VALDOSTA – Driving past the Art Park, a new attraction may catch the eye. 

The fence behind the park’s pavilion, owned and operated by the Annette Howell Turner Center for the Arts, is donning bright colors and strokes of paint that resemble piano keys.

The warm colors and use of orange in the mural is reminiscent of the hot days in almost-always sunny Valdosta.

For the painter, Kristy Hughes, the work represents her love for false dichotomy. The 33-year-old artist said her work is about communication.

“Nothing is one way,” she said. “You can say one thing, and in one context, it means one thing but, in a different context, it means something else. I love false opposites.”

The pavilion’s new backdrop reflects Hughes’ interest in rhythm, color and how structured lines can create movement. She also expresses a fondness in shapes conveying various meanings.

Hughes moved to Valdosta in 2017 after living in a number of places. She got her start in art drawing when she was younger before heading to college.

She began studying biology in school, but while taking art classes that included printmaking, an instructor helped her realize she had a chance at making art a career.

Hughes completed her undergraduate studies at Eastern Illinois University. She has a master’s from Eastern Illinois and a second master’s from Indiana University.

Aside from painting and drawing, she sculpts and crafts collages.

After moving south, Hughes taught art at Valdosta State University.

When she first relocated to Valdosta, she sought ways to get involved in the area.

“It was really important for me to get plugged into the community and I knew that the Turner Center was part of this great community,” she said.
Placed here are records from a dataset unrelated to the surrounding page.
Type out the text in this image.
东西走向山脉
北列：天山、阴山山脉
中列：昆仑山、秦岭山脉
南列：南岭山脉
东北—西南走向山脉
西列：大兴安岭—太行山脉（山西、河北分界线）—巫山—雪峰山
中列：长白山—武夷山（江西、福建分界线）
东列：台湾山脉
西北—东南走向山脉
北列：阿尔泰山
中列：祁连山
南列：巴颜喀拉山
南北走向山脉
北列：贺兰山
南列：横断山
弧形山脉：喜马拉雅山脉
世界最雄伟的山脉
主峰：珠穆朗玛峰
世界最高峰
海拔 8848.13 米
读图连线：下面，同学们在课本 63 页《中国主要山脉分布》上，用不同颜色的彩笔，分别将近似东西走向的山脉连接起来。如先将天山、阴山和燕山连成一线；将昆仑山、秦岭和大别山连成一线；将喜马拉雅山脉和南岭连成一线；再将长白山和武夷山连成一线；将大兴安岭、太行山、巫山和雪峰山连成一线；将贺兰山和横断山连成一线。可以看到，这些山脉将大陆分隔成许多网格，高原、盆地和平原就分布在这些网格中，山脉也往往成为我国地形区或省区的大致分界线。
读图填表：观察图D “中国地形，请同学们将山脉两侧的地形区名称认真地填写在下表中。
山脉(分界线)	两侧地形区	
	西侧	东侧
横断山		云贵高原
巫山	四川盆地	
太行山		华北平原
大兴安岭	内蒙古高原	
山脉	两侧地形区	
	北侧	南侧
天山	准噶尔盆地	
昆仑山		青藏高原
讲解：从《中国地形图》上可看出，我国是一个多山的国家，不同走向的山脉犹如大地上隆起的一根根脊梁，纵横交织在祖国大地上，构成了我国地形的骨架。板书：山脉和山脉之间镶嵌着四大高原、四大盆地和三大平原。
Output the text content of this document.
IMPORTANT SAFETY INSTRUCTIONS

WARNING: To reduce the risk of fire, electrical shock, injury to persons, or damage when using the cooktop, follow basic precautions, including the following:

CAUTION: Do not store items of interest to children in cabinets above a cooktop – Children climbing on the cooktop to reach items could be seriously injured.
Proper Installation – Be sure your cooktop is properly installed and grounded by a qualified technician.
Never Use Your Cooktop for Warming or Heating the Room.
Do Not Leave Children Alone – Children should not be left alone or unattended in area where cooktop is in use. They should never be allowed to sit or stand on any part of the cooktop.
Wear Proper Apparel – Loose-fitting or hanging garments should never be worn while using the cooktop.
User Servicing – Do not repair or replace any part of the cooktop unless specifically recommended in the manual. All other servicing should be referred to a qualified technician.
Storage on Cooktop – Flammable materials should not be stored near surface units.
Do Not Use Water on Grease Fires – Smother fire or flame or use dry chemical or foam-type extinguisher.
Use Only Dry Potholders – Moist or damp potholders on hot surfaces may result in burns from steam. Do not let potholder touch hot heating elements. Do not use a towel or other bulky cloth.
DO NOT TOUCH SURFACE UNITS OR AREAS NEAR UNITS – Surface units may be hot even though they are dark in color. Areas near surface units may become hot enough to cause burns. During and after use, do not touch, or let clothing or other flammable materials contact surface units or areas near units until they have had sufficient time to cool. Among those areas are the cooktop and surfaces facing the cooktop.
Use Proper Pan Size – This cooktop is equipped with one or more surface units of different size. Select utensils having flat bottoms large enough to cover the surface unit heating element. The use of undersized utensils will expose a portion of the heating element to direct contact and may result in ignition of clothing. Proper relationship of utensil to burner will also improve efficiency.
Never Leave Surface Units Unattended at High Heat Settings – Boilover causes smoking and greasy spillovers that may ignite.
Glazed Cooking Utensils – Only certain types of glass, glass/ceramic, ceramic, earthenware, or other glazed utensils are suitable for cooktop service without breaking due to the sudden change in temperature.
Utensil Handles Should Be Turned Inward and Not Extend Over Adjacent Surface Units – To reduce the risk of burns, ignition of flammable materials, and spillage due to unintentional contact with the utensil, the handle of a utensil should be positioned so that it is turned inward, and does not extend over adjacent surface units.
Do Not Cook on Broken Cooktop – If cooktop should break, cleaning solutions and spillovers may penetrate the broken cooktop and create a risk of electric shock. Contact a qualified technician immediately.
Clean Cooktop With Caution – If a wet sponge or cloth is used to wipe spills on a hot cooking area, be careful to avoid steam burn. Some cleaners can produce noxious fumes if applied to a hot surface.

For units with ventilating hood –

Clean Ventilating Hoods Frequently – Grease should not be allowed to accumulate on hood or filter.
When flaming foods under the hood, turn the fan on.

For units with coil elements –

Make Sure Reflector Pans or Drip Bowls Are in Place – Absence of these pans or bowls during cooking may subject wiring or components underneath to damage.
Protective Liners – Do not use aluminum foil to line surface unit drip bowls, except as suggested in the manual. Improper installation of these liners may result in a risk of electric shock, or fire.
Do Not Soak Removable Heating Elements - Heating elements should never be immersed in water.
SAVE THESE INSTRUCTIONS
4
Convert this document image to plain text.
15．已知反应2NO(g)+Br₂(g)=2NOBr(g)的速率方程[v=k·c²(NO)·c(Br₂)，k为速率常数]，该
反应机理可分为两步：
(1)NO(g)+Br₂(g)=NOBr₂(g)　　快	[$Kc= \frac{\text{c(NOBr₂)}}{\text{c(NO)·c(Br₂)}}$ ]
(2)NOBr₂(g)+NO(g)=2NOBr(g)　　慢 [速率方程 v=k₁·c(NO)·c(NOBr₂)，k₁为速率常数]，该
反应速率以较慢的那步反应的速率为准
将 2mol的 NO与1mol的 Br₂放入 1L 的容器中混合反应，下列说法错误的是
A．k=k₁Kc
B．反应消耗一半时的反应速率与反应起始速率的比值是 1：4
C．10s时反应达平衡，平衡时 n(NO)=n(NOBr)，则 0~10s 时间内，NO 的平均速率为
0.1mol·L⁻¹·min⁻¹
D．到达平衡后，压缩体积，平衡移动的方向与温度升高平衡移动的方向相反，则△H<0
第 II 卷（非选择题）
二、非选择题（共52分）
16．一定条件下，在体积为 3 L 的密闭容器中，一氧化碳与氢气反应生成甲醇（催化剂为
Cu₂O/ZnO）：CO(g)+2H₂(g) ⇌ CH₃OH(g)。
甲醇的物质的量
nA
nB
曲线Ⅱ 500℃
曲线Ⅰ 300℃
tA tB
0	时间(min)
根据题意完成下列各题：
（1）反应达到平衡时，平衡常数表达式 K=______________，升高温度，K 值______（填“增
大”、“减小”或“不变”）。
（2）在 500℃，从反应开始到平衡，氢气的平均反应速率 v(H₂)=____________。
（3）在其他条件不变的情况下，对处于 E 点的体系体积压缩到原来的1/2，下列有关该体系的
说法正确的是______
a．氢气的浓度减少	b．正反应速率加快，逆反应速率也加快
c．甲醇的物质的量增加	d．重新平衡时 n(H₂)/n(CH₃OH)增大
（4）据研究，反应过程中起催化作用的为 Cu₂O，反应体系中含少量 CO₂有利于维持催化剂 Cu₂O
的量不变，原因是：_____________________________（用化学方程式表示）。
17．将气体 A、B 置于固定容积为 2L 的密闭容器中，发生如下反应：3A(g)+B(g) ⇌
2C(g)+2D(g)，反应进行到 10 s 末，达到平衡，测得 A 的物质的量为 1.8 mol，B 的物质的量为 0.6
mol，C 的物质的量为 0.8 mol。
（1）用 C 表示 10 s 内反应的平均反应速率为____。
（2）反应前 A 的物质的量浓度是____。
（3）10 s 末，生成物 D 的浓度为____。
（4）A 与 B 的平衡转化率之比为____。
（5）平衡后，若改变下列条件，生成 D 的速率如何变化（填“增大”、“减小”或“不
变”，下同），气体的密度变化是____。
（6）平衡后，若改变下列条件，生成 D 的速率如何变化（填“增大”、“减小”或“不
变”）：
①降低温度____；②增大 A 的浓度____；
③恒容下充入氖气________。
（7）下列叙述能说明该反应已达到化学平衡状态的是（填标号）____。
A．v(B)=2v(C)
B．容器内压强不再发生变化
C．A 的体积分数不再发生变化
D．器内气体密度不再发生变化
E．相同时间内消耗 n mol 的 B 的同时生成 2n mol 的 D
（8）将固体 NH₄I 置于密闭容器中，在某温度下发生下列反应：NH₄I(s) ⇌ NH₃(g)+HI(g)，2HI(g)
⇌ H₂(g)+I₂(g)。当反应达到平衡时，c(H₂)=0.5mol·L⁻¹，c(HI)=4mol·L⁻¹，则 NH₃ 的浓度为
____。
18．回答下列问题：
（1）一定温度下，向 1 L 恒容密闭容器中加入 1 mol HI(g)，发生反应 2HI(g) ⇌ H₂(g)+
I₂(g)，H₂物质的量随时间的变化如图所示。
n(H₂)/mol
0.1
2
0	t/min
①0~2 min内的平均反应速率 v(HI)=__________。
Connecting with the Turner Center led Hughes to participate in the art center’s popular Spring Into Art competition and teach drawing and collage classes at the center.

She has participated in the Turner Center’s DrawProject and had an exhibit displayed in the Sallie & Harmon Boyette Gallery in late 2019.

Her latest partnership with the art center is in its artist-in-residence program debut.

The center established the six-month program at the top of 2020 and accepts proposals from prospects.

Artists in the program use studio space rent-free to create but must produce an original piece of artwork to be given to the art center.

“The artist-in-residence is only responsible for utility costs and other maintenance of the studio for the duration of the commitment,” according to center staff. 

Hughes was selected in mid-February to be the first artist. The mural behind the pavilion is her repayment.

Bill Shenton, center curator, said Hughes’ desire for studio space prompted her acceptance into the program.

Sementha Mathews, center executive director, said witnessing the way Hughes uses the studio space demonstrates the need for the artist-in-residence program. She said she believes it’s assisting Hughes develop as an artist.

“It also helps us really define what the program looks like because she was the first one and having seen what she’s able to do and accomplish, and also do for us, not only makes us feel really good about the program, but it makes us realize the program is really necessary,” Mathews said.

Shenton said Hughes’ mural can take on different views from each angle.

“I think it really adds to the Art Park by drawing people’s curiosity to see what’s there,” he said.

Hughes said her painting has several different meanings and she trusts the viewer to understand what those meanings should be.

“I am not the dictator of what you see from my work,” she said. “It’s like I make it and it means something to me, and then I trust the public. Whatever they interpret that’s totally fine. That’s part of the sharing of art, I think, which is really wonderful.”

In the studio, Hughes is working on pieces for an upcoming show in Ohio, but the mural in the Art Park will remain to be seen by local residents.

It will be completed in time for the Turner Center’s Music in the Park series, which happens the second Friday of each month. It starts June 12.